There isn’t a well-charted course from inspiration to implementation. Other fields — such as physics, biology, math, and music — have a huge advantage when it comes to teaching those topics. They have clearly defined terms and a taxonomy of relationships that provide a structured approach for mastering these skills. That’s exactly what we need in entrepreneurship. Without it, there’s dogged belief that these skills can’t be taught or learned.
- Imagination is envisioning things that do not exist.
- Creativity is applying imagination to address a challenge.
- Innovation is applying creativity to generate unique solutions.
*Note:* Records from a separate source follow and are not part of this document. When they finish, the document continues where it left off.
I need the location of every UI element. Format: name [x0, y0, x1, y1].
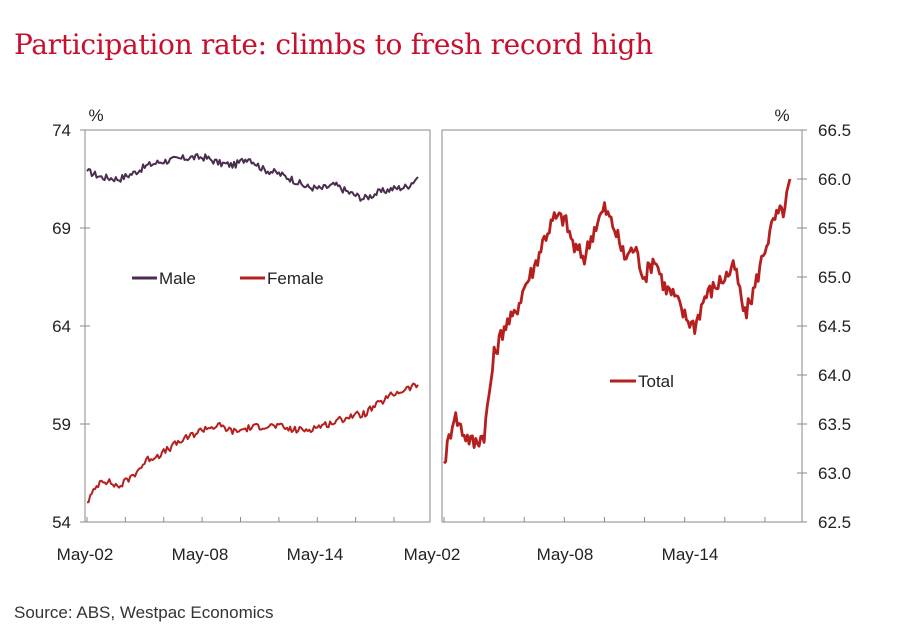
y-tick-label: 66.0	[818, 170, 851, 189]
source-note: Source: ABS, Westpac Economics	[14, 603, 274, 622]
y-tick-label: 59	[52, 415, 71, 434]
y-tick-label: 64.0	[818, 366, 851, 385]
y-tick-label: 64	[52, 317, 71, 336]
y-unit-label: %	[88, 106, 103, 125]
x-tick-label: May-14	[662, 545, 719, 564]
chart-title: Participation rate: climbs to fresh reco…	[14, 28, 653, 61]
x-tick-label: May-02	[404, 545, 461, 564]
legend-label-male: Male	[159, 269, 196, 288]
x-tick-label: May-14	[287, 545, 344, 564]
y-tick-label: 62.5	[818, 513, 851, 532]
series-line-male	[86, 153, 419, 202]
x-tick-label: May-08	[172, 545, 229, 564]
series-line-total	[443, 178, 792, 465]
y-tick-label: 64.5	[818, 317, 851, 336]
x-tick-label: May-08	[537, 545, 594, 564]
y-tick-label: 74	[52, 121, 71, 140]
x-tick-label: May-02	[57, 545, 114, 564]
y-tick-label: 63.0	[818, 464, 851, 483]
y-tick-label: 69	[52, 219, 71, 238]
y-tick-label: 63.5	[818, 415, 851, 434]
y-tick-label: 65.5	[818, 219, 851, 238]
y-tick-label: 66.5	[818, 121, 851, 140]
series-line-female	[86, 382, 419, 504]
y-tick-label: 65.0	[818, 268, 851, 287]
y-unit-label: %	[774, 106, 789, 125]
legend-label-total: Total	[638, 372, 674, 391]
y-tick-label: 54	[52, 513, 71, 532]
legend-label-female: Female	[267, 269, 324, 288]
plot-frame-right	[441, 129, 803, 523]
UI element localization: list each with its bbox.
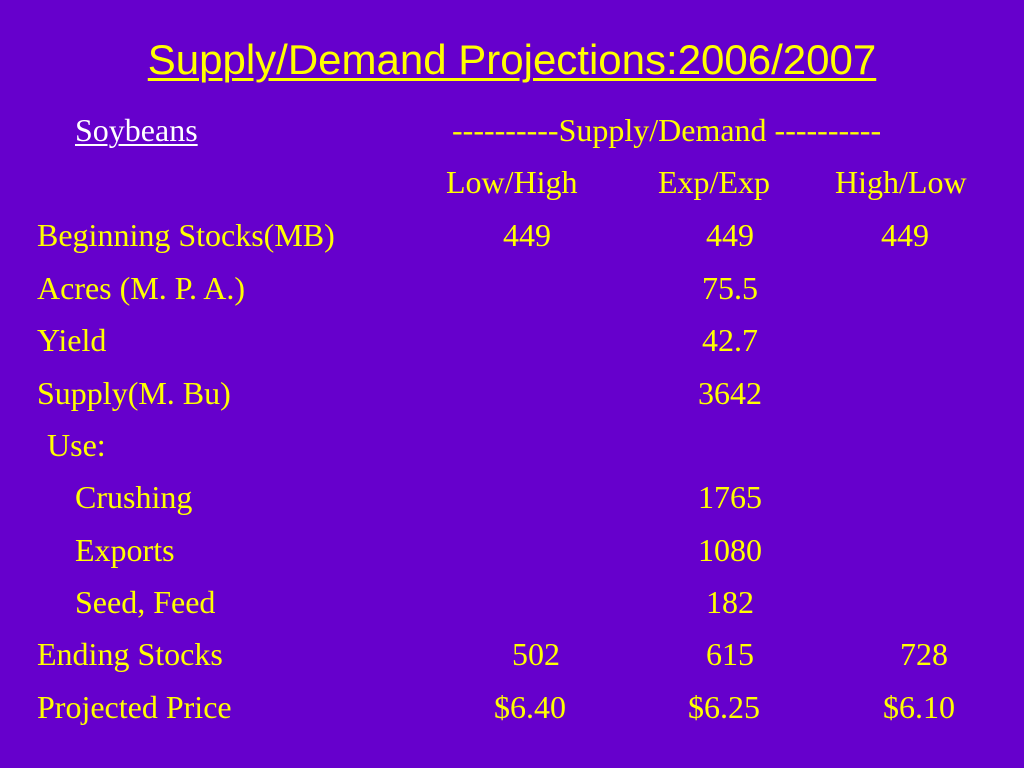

- Entrepreneurship is applying innovation, bringing ideas to fruition, by inspiring others’ imagination.
This is a virtuous cycle: Entrepreneurs manifest their ideas by inspiring others’ imagination, including those who join the effort, fund the venture, and purchase the products. This model is relevant to startups and established firms, as well as innovators of all types where the realization of a new idea — whether a product, service, or work of art — results in a collective increase in imagination, creativity, and entrepreneurship.
- Imagination requires engagement and the ability to envision alternatives.
- Creativity requires motivation and experimentation to address challenges.
- Innovation requires focusing and reframing to generate unique solutions.
- Entrepreneurship requires persistence and the ability to inspire others.